Everything was normal. Abe caught pieces of the conversations in the office, paying attention sometimes, not paying attention most of the time. Things grew quiet and he could see that only the student aid was sitting out there. Both secretaries were typing on their computers. Mr. Borland, the boys’ dean, came in with a voice too big for an office, but Abe wasn’t really paying attention to the conversation he struck up. Until he heard the word problem.
“This is becoming a real problem. I’ve tried to line things up differently, but it hasn’t worked. I don’t think we have any choice. It’s like chaos. The only way to deal with it is divide and conquer – like we talked about. I’ve made some trial uprights out of steel pipe. I think it will hold,” Borland said.
“Will it have a solid enough base to stay upright?” Mrs. Jensen asked.
Abe couldn’t figure out what they were talking about, but he sat up on the cot so he could hear better.
“I think so.
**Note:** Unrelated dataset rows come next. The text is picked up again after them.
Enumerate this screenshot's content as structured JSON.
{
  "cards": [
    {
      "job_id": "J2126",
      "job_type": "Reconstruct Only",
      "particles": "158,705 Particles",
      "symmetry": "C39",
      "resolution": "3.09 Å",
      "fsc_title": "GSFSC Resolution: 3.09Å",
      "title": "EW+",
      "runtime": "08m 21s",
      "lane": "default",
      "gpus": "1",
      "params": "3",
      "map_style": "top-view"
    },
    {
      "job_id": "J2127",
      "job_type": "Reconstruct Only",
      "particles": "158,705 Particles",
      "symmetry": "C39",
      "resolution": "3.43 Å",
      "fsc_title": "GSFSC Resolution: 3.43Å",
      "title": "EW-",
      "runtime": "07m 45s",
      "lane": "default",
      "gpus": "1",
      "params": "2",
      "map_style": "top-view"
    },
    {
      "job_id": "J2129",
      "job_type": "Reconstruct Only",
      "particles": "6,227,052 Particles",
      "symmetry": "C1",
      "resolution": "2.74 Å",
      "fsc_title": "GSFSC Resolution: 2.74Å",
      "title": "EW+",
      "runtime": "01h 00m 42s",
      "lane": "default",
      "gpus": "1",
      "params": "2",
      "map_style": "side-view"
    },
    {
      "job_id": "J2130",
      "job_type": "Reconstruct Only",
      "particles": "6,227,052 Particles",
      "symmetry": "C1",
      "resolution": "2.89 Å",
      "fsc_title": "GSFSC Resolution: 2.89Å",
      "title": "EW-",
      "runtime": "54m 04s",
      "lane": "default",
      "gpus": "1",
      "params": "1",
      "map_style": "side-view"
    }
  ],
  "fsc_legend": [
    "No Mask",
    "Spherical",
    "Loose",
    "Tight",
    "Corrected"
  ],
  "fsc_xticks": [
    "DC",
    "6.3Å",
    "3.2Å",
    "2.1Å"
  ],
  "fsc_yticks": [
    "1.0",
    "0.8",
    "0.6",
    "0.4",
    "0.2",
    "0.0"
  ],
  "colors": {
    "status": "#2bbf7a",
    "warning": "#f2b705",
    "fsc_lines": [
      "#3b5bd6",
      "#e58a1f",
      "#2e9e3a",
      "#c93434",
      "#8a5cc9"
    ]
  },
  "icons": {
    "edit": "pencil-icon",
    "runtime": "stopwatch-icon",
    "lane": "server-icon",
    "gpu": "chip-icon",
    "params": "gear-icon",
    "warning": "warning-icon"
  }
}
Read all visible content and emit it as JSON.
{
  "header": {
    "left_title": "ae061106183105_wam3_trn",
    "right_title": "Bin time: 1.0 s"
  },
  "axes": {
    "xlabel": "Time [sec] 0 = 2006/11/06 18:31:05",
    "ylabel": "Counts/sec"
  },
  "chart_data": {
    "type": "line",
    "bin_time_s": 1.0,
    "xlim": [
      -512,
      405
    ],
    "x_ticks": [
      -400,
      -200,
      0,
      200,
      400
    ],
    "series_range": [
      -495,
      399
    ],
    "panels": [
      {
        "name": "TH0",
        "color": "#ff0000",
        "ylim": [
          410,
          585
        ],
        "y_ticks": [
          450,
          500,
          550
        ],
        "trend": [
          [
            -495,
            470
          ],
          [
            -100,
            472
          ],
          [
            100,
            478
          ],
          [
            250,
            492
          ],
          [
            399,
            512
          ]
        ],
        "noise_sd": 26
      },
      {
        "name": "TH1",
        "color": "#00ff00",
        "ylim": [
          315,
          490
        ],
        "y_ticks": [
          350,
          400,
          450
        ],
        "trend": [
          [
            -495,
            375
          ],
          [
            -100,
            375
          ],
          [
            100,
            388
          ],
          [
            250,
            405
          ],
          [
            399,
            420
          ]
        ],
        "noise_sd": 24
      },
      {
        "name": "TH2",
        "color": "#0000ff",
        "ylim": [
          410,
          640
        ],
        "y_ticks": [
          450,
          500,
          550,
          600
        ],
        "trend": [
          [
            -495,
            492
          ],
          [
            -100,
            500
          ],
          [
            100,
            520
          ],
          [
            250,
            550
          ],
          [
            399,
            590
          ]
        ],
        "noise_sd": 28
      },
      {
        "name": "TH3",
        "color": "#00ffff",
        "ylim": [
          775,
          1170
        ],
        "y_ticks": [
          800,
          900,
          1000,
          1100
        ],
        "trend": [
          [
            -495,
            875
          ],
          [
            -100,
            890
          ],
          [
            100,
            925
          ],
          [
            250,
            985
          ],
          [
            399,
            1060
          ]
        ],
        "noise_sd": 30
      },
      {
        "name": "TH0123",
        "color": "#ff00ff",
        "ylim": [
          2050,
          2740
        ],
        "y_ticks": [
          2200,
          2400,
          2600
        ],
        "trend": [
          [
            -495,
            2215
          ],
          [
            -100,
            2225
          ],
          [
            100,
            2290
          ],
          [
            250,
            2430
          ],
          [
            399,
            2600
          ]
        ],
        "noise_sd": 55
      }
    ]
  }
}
It’s steel. And fairly heavy.”
“We’ve got plenty of rope,” Mrs. Green chimed in.
“The rope is fine, but when you get those bodies pulling on it, hanging from it… that could be a problem.” Mrs. Jensen always had practical considerations.
Abe wondered what in the world they were talking about. When he thought about it for a minute, he chuckled to himself. It sounded like they were talking about building a scaffold to hang people. Mr. Borland interrupted his overactive imagination.
“If one person hangs from it, don’t worry. The rest will fall in line.”
Abe’s eyes bulged. He leaned out on the cot so he could see Mr. Borland.
“But what about JM?” Mrs. Green asked. The office staff often used student initials when talking about kids. Like the other students couldn’t figure out who they meant.
“If he hangs once, it will be his last. He’s on a pretty short rope anyway,” Borland said. A Grinch-like grin crossed his face. “He’s as good as gone,” he said and left the office.
Abe sat stunned. Were they really talking about hanging someone? Jorge Martinez? He got in trouble sometimes because he ran his mouth a lot. But they couldn’t have meant hanging him? He shook his head and laughed to himself.
“Did the bleeding stop?” Mrs. Green popped in the health room and surprised him; he jumped.
“I think so.”
“Alright. I’ll send you off to 6th period with a paper towel,” she said as she worked a small bandage over the cut. “If things start flowing again, come back down.” She looked at his cut again holding his head with new minty gloves.
With a tardy slip in hand Abe opened the office door.
“Come right back if you have any problems, and we’ll take care of you.” She smiled and Abe left wondering about the strange conversation he had heard.